Iran nuclear deal parties eye US return to accord
The remaining parties to the ailing 2015 Iran nuclear deal say that they are preparing for the possible return of the US to the pact as President-elect Joe Biden readies to take office next month.
Biden, who takes office on January 20, has signaled Washington would rejoin the so-called Joint Comprehensive Plan of Action (JCPOA), which was aimed at limiting Iran’s nuclear program.
The deal has been unraveling ever since outgoing President Donald Trump dramatically withdrew from it in May 2018 and imposed crippling economic sanctions on Tehran.
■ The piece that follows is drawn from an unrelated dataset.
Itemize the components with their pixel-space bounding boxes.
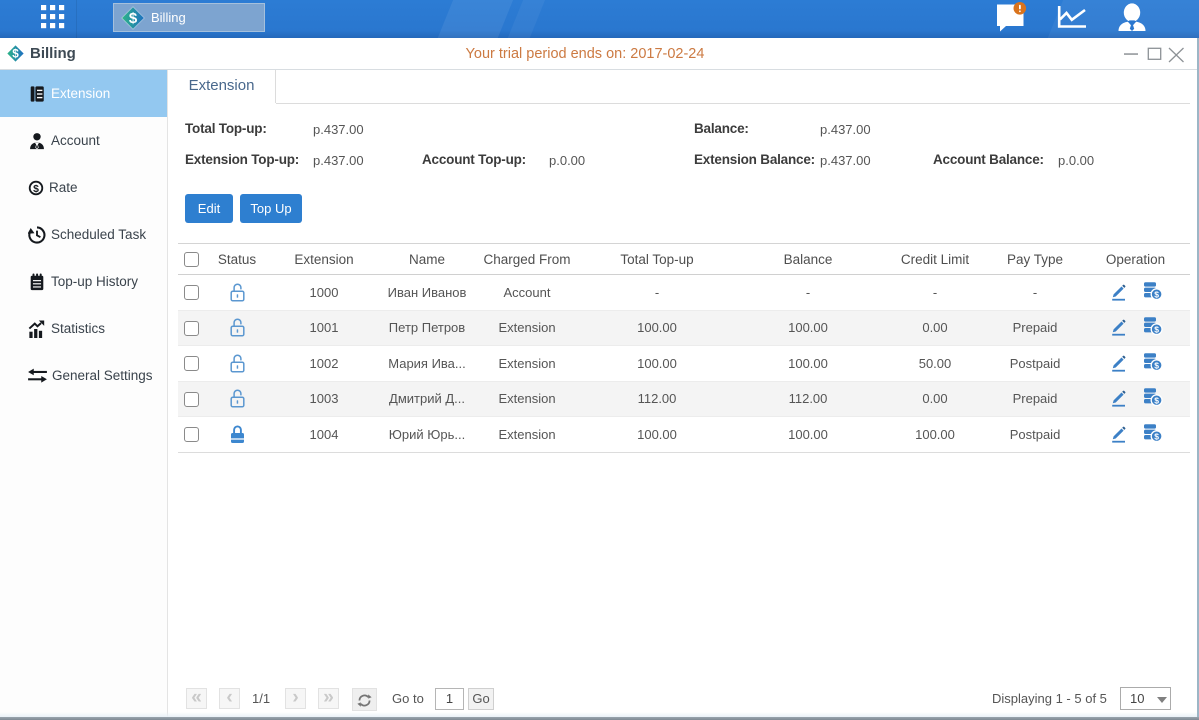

“Ministers acknowledged the prospect of a return of the US to the JCPOA and underlined their readiness to positively address this in a joint effort,” a statement on behalf of ministers from Iran, China, Russia, Germany, France and the UK says after Monday morning’s online meeting.
Tehran has retaliated to US sanctions by progressively abandoning limits on its nuclear activity laid down in the deal.
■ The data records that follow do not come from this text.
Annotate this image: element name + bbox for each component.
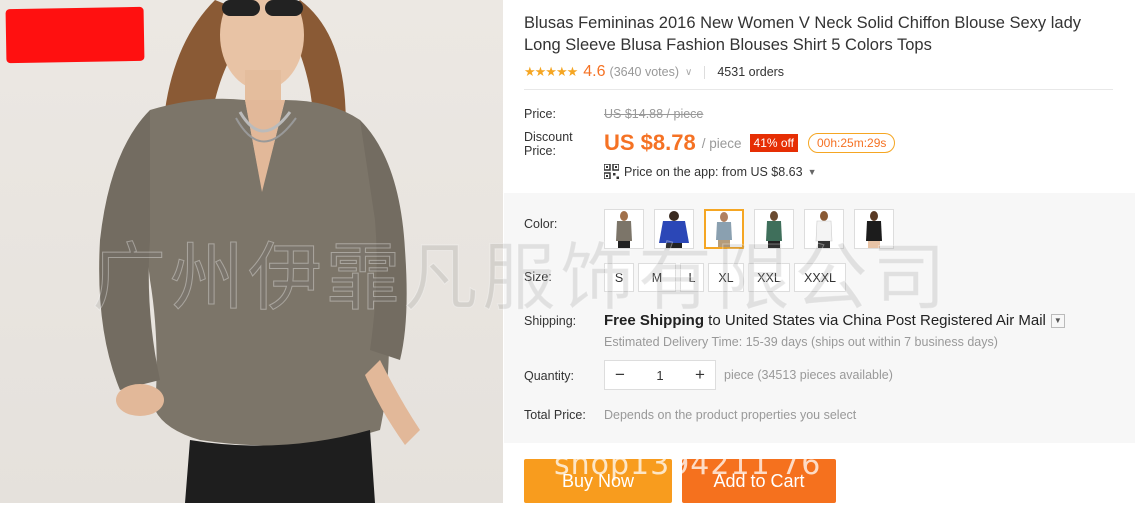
shipping-label: Shipping: — [524, 314, 577, 328]
rating-value: 4.6 — [583, 63, 606, 80]
shipping-to-text: to — [704, 312, 725, 329]
color-swatch-green[interactable] — [754, 209, 794, 249]
product-main-image — [0, 0, 503, 503]
price-label: Price: — [524, 107, 556, 121]
caret-down-icon[interactable]: ▼ — [808, 167, 817, 177]
app-price[interactable]: Price on the app: from US $8.63 ▼ — [604, 163, 817, 180]
size-label: Size: — [524, 270, 552, 284]
orders-count: 4531 orders — [717, 65, 785, 79]
size-options: S M L XL XXL XXXL — [604, 263, 850, 292]
shipping-method[interactable]: Free Shipping to United States via China… — [604, 312, 1065, 329]
chevron-down-icon[interactable]: ▼ — [1050, 313, 1065, 328]
divider — [704, 65, 706, 79]
shipping-country: United States — [724, 312, 815, 329]
color-swatch-gray[interactable] — [604, 209, 644, 249]
votes-link[interactable]: (3640 votes) — [610, 65, 679, 79]
buy-now-button[interactable]: Buy Now — [524, 459, 672, 503]
color-swatch-blue[interactable] — [654, 209, 694, 249]
discount-price-label: Discount Price: — [524, 130, 573, 158]
app-price-text: Price on the app: from US $8.63 — [624, 164, 803, 179]
add-to-cart-button[interactable]: Add to Cart — [682, 459, 836, 503]
free-shipping-text: Free Shipping — [604, 312, 705, 329]
color-swatch-khaki[interactable] — [704, 209, 744, 249]
price-unit: / piece — [701, 135, 742, 151]
quantity-label: Quantity: — [524, 369, 575, 383]
delivery-estimate: Estimated Delivery Time: 15-39 days (shi… — [604, 335, 998, 349]
size-option-s[interactable]: S — [604, 263, 634, 292]
size-option-xxl[interactable]: XXL — [748, 263, 790, 292]
color-swatches — [604, 209, 904, 249]
qr-code-icon — [604, 164, 619, 179]
countdown-timer: 00h:25m:29s — [808, 133, 896, 153]
rating-row: ★★★★★ 4.6 (3640 votes) ∨ 4531 orders — [524, 62, 784, 82]
star-rating-icon: ★★★★★ — [524, 64, 578, 79]
shipping-via-text: via — [814, 312, 843, 329]
redaction-mark — [5, 6, 145, 64]
original-price: US $14.88 / piece — [604, 107, 704, 121]
color-swatch-white[interactable] — [804, 209, 844, 249]
increase-quantity-button[interactable]: + — [685, 365, 715, 385]
total-price-text: Depends on the product properties you se… — [604, 408, 857, 422]
size-option-l[interactable]: L — [680, 263, 704, 292]
model-photo — [99, 0, 420, 503]
color-label: Color: — [524, 217, 558, 231]
discount-price: US $8.78 — [604, 130, 696, 155]
size-option-xl[interactable]: XL — [708, 263, 744, 292]
discount-price-row: US $8.78 / piece 41% off 00h:25m:29s — [604, 128, 896, 158]
total-price-label: Total Price: — [524, 408, 586, 422]
quantity-available: piece (34513 pieces available) — [724, 368, 893, 382]
product-title: Blusas Femininas 2016 New Women V Neck S… — [524, 14, 1081, 54]
decrease-quantity-button[interactable]: − — [605, 365, 635, 385]
quantity-input[interactable]: 1 — [635, 368, 685, 383]
chevron-down-icon[interactable]: ∨ — [685, 67, 692, 78]
size-option-xxxl[interactable]: XXXL — [794, 263, 846, 292]
divider — [524, 89, 1113, 90]
shipping-carrier: China Post Registered Air Mail — [842, 312, 1046, 329]
color-swatch-black[interactable] — [854, 209, 894, 249]
discount-badge: 41% off — [749, 134, 798, 152]
quantity-stepper: − 1 + — [604, 360, 716, 390]
size-option-m[interactable]: M — [638, 263, 676, 292]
Most recently Iran announced it planning to install advanced centrifuges at Iran’s main nuclear enrichment plant in Natanz, a plan condemned by France, Germany and Britain — collectively known as the “E3” — as “deeply worrying.”
German Foreign Minister Heiko Maas says that the change of administration in the US meant that there was “a last window” for progress that “shouldn’t be wasted.”
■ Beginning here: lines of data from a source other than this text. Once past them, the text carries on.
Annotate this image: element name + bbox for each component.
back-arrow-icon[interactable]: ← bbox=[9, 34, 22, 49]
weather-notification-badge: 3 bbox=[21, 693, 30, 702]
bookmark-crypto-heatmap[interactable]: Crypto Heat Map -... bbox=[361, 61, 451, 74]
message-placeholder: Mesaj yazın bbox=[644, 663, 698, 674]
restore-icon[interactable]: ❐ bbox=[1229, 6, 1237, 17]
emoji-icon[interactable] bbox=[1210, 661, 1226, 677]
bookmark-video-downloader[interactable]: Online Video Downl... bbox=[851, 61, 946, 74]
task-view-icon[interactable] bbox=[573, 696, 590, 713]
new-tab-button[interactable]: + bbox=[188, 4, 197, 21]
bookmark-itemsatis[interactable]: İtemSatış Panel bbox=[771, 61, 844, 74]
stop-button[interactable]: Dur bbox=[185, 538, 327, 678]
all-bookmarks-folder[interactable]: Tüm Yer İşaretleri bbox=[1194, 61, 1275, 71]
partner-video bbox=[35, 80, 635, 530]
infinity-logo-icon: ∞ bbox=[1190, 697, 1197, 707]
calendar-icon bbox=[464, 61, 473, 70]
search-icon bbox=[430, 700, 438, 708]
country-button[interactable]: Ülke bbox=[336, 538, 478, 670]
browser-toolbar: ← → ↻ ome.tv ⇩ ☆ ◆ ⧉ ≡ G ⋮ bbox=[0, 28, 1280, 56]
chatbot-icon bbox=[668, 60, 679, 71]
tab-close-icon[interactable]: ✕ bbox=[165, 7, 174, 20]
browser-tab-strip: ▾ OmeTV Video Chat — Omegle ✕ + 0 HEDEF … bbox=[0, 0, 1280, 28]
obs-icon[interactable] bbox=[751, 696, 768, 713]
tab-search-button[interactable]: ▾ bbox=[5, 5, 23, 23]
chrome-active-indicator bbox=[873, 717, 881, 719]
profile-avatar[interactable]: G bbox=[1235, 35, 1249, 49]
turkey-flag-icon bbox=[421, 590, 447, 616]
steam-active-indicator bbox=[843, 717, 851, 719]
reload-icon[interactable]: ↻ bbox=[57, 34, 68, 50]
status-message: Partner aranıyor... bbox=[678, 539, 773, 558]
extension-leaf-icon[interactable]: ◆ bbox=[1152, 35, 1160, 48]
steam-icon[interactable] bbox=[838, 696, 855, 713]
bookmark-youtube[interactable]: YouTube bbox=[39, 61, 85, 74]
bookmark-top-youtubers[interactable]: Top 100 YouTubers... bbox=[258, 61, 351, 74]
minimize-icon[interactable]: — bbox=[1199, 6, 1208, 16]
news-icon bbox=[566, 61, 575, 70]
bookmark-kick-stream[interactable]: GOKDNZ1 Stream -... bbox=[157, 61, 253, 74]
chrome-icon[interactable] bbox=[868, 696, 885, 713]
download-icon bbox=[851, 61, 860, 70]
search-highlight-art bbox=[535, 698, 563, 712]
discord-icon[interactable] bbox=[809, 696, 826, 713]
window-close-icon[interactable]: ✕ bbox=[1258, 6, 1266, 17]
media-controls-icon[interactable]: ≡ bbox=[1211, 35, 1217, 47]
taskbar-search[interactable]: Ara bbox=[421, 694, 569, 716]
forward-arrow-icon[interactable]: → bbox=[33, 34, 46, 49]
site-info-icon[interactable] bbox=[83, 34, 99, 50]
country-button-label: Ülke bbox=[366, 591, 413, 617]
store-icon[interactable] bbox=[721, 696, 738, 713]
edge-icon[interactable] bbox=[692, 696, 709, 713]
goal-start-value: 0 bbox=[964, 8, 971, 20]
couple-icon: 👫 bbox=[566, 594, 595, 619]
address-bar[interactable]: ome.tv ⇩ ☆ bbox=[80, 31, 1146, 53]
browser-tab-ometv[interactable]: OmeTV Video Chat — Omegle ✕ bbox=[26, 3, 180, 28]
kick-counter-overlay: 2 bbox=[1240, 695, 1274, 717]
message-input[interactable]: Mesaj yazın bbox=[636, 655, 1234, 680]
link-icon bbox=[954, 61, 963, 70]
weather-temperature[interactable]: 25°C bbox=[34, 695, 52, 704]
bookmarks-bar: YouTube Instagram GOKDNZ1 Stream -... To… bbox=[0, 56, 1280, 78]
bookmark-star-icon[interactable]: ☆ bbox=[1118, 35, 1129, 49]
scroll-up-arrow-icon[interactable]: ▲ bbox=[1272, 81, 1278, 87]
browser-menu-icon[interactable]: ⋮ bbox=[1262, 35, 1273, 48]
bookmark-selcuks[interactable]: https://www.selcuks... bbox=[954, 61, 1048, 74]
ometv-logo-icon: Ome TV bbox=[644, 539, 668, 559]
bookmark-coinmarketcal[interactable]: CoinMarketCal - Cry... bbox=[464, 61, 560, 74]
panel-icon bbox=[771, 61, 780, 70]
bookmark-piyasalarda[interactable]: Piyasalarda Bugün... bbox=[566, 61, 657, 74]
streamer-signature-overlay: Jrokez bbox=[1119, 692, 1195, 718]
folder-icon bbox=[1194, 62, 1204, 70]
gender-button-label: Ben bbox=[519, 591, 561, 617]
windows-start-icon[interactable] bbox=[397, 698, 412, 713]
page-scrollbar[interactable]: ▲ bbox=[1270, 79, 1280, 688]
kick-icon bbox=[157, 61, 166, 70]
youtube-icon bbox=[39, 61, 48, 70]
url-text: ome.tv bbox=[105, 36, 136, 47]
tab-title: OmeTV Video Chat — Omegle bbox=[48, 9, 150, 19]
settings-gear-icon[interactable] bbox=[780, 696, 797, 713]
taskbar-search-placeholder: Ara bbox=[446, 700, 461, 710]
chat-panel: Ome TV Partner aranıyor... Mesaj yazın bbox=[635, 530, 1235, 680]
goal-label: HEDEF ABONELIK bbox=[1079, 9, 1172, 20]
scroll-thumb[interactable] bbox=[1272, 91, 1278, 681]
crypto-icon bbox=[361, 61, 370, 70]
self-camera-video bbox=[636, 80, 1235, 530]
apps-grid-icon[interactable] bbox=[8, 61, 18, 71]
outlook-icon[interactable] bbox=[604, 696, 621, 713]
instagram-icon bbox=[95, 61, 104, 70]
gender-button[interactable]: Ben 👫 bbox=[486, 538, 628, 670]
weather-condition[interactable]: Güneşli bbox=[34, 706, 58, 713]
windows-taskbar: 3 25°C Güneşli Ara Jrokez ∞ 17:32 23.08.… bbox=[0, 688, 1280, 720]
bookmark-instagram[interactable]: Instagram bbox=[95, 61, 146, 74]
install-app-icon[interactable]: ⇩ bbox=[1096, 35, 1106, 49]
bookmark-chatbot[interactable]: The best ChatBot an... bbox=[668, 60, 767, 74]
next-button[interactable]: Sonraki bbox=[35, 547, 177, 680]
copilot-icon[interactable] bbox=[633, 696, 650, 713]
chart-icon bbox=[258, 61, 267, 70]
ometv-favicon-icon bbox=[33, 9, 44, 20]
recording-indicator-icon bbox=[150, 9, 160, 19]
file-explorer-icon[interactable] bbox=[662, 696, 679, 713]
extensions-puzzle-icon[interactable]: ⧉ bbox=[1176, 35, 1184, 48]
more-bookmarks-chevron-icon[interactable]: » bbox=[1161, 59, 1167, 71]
“There can be no more tactical maneuvers of the kind we have seen all too often recently,” Maas warned at a press conference, adding that such actions “would only further undermine the agreement.”
His British counterpart Dominic Raab says that at the meeting he had “made it absolutely clear Iran must not implement the recently announced expansions to its nuclear program.”
“To do so would undermine the opportunities for progress we hope to see in 2021,” Raab adds in a tweet.